On en est bien loin. Pour comprendre comment TFI a conclu ce contrat d'exclusivité avec AB Production, il faut se remémorer la situation dans laquelle la chaîne était il y a un an, quand les stars fuyaient de toutes parts. TFI cherche alors à tout prix à débaucher d'Antenne 2 ses vedettes et en particulier Dorothée, qui marche fort.
Contrat en or à la clé, Dorothée accepte de quitter sa « deuxième maman », Jacqueline Joubert, qui l'a « fabriquée » dix ans auparavant pour un poste ronflant de « responsable de l'unité des programmes jeunesse ». Elle impose AB Production qui depuis toujours produit ses disques et depuis quelques années, ses émissions. Ses deux dirigeants, Jean-Luc Azoulay et Claude Berda exigent alors de Patrick Le Lay qu'une enveloppe globale leur soit allouée, enveloppe qu'ils auront tout loisir de gérer à leur guise avec la star à la couette.
Un pactole: six cents heures de programme.
Claude Pierrard, qui animait « Croque vacances » et qui a toujours cherché à offrir aux jeunes des distractions « intelligentes » est rapidement évincé. Plus tard, le mini-journal sautera. AB Production a alors champ libre et, fort de l'énorme masse d'heures à caser, obtient à très bas prix des séries étrangères sans trop s'embarrasser des problèmes de qualité et de production d'œuvres françaises.
C'est ici que la CNCL formule un deuxième grief. Il y a quinze mois, le groupe Bouygues, alors en compétition avec Hachette pour la reprise de TF1 s'était engagé à commander 64 heures d'émissions scénarisées d'œuvres originales françaises (pour un montant de 18 millions de francs). Finalement, ce ne furent que 12 h 30 qui furent commandées, pour une dépense de 11,2 millions. Autre pierre d'achoppement entre les sages et la chaîne, la pénurie dans les commandes de dessins animés. Sur la quinzaine d'heures promises, TFI n'en a produit que cinq.
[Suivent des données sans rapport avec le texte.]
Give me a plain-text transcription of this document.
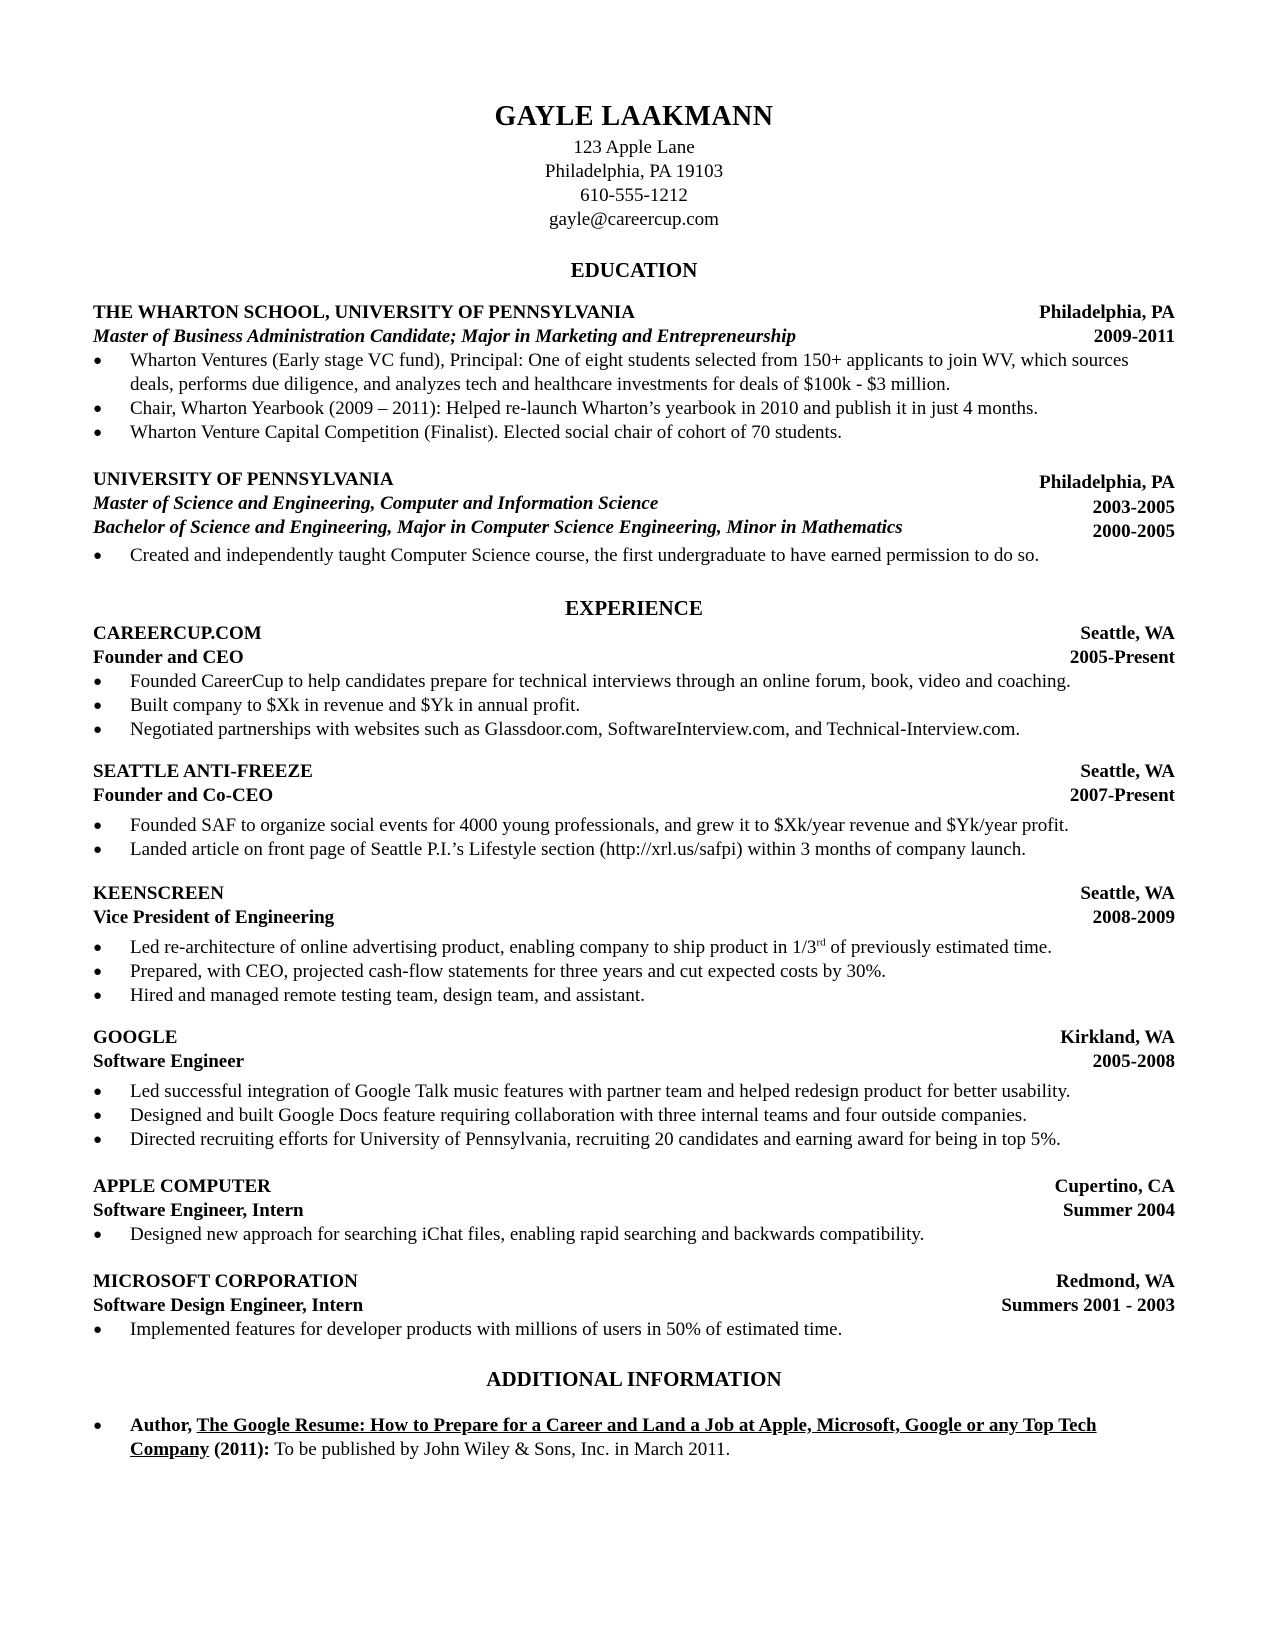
GAYLE LAAKMANN
123 Apple Lane
Philadelphia, PA 19103
610-555-1212
gayle@careercup.com
EDUCATION
THE WHARTON SCHOOL, UNIVERSITY OF PENNSYLVANIA	Philadelphia, PA
Master of Business Administration Candidate; Major in Marketing and Entrepreneurship	2009-2011
● Wharton Ventures (Early stage VC fund), Principal: One of eight students selected from 150+ applicants to join WV, which sources deals, performs due diligence, and analyzes tech and healthcare investments for deals of $100k - $3 million.
● Chair, Wharton Yearbook (2009 – 2011): Helped re-launch Wharton’s yearbook in 2010 and publish it in just 4 months.
● Wharton Venture Capital Competition (Finalist). Elected social chair of cohort of 70 students.
UNIVERSITY OF PENNSYLVANIA	Philadelphia, PA
Master of Science and Engineering, Computer and Information Science	2003-2005
Bachelor of Science and Engineering, Major in Computer Science Engineering, Minor in Mathematics	2000-2005
● Created and independently taught Computer Science course, the first undergraduate to have earned permission to do so.
EXPERIENCE
CAREERCUP.COM	Seattle, WA
Founder and CEO	2005-Present
● Founded CareerCup to help candidates prepare for technical interviews through an online forum, book, video and coaching.
● Built company to $Xk in revenue and $Yk in annual profit.
● Negotiated partnerships with websites such as Glassdoor.com, SoftwareInterview.com, and Technical-Interview.com.
SEATTLE ANTI-FREEZE	Seattle, WA
Founder and Co-CEO	2007-Present
● Founded SAF to organize social events for 4000 young professionals, and grew it to $Xk/year revenue and $Yk/year profit.
● Landed article on front page of Seattle P.I.’s Lifestyle section (http://xrl.us/safpi) within 3 months of company launch.
KEENSCREEN	Seattle, WA
Vice President of Engineering	2008-2009
● Led re-architecture of online advertising product, enabling company to ship product in 1/3rd of previously estimated time.
● Prepared, with CEO, projected cash-flow statements for three years and cut expected costs by 30%.
● Hired and managed remote testing team, design team, and assistant.
GOOGLE	Kirkland, WA
Software Engineer	2005-2008
● Led successful integration of Google Talk music features with partner team and helped redesign product for better usability.
● Designed and built Google Docs feature requiring collaboration with three internal teams and four outside companies.
● Directed recruiting efforts for University of Pennsylvania, recruiting 20 candidates and earning award for being in top 5%.
APPLE COMPUTER	Cupertino, CA
Software Engineer, Intern	Summer 2004
● Designed new approach for searching iChat files, enabling rapid searching and backwards compatibility.
MICROSOFT CORPORATION	Redmond, WA
Software Design Engineer, Intern	Summers 2001 - 2003
● Implemented features for developer products with millions of users in 50% of estimated time.
ADDITIONAL INFORMATION
● Author, The Google Resume: How to Prepare for a Career and Land a Job at Apple, Microsoft, Google or any Top Tech Company (2011): To be published by John Wiley & Sons, Inc. in March 2011.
« Produire des dessins animés coûte extrêmement cher », a plaidé hier à la conférence de presse Etienne Mougeotte: 50 000 francs la minute, soit trois millions de l'heure. Nous sommes actuellement en discussion avec des partenaires étrangers; j'espère qu'un contrat aboutira en septembre. C'est domaine extrêmement difficile. » Reste que pour l'instant, l'industrie du dessin animé est en France un secteur sinistré pour cause d'absence de commandes.
«L'affermage des émissions de la jeunesse à une société privée », comme le dit le communiqué de la CNCL, a en tout cas entraîné un grave laisser-aller qui touche le maillon le plus faible des téléspectateurs, les enfants. Cette question préoccupait déjà beaucoup Catherine Tasca, au temps où elle siégeait rue Jacob. Aujourd'hui, c'est Daisy de Galard, responsable des programmes, qui mène en première ligne le combat au sein de la commission.
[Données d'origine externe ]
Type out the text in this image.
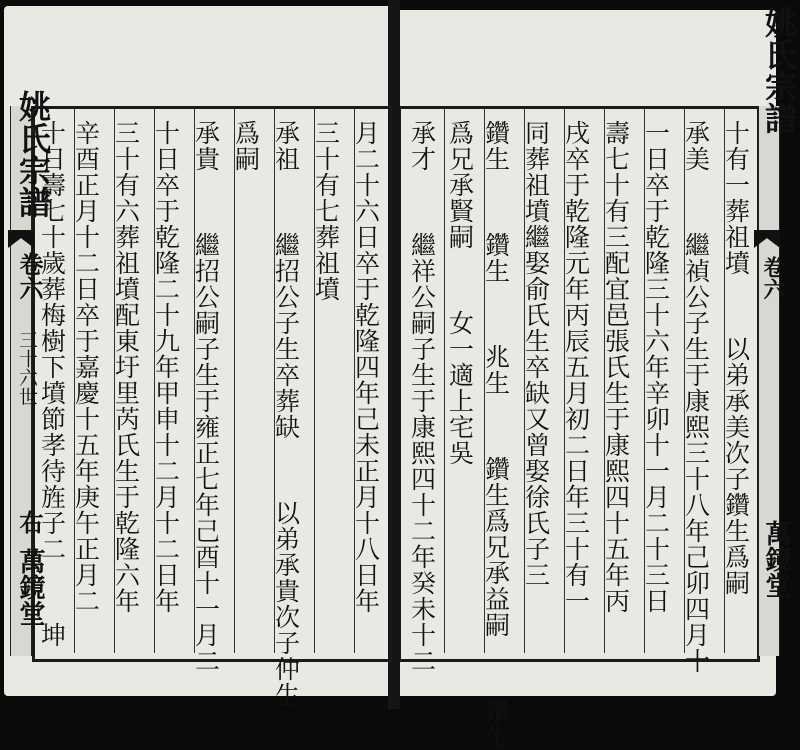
姚氏宗譜
卷六
三十六世
右
萬鏡堂
姚氏宗譜
卷六
萬鏡堂
月二十六日卒于乾隆四年己未正月十八日年
三十有七葬祖墳
承祖  繼招公子生卒葬缺  以弟承貴次子仲生
爲嗣
承貴  繼招公嗣子生于雍正七年己酉十一月二
十日卒于乾隆二十九年甲申十二月十二日年
三十有六葬祖墳配東圩里芮氏生于乾隆六年
辛酉正月十二日卒于嘉慶十五年庚午正月二
十日壽七十歲葬梅樹下墳節孝待旌子二  坤	十有一葬祖墳  以弟承美次子鑽生爲嗣
承美  繼禎公子生于康熙三十八年己卯四月十
一日卒于乾隆三十六年辛卯十一月二十三日
壽七十有三配宜邑張氏生于康熙四十五年丙
戌卒于乾隆元年丙辰五月初二日年三十有一
同葬祖墳繼娶俞氏生卒缺又曾娶徐氏子三
鑽生  鑽生  兆生  鑽生爲兄承益嗣  鑽生
爲兄承賢嗣  女一適上宅吳
承才  繼祥公嗣子生于康熙四十二年癸未十二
Dorothée, quant à elle, a pour l'instant le vent en poupe sur TF1. Pendant l'été, elle occupera quotidiennement trois heures d'écran et les matinées des week-ends. On va même passer des 600 heures de 1987 à plus de 1000 heures en 1988 ! Pour le spectacle qu'elle monte au Zénith pour le mois de novembre, elle pourra bénéficier de la promotion TFI. La petite Chantal Goya n'a qu'à bien se tenir.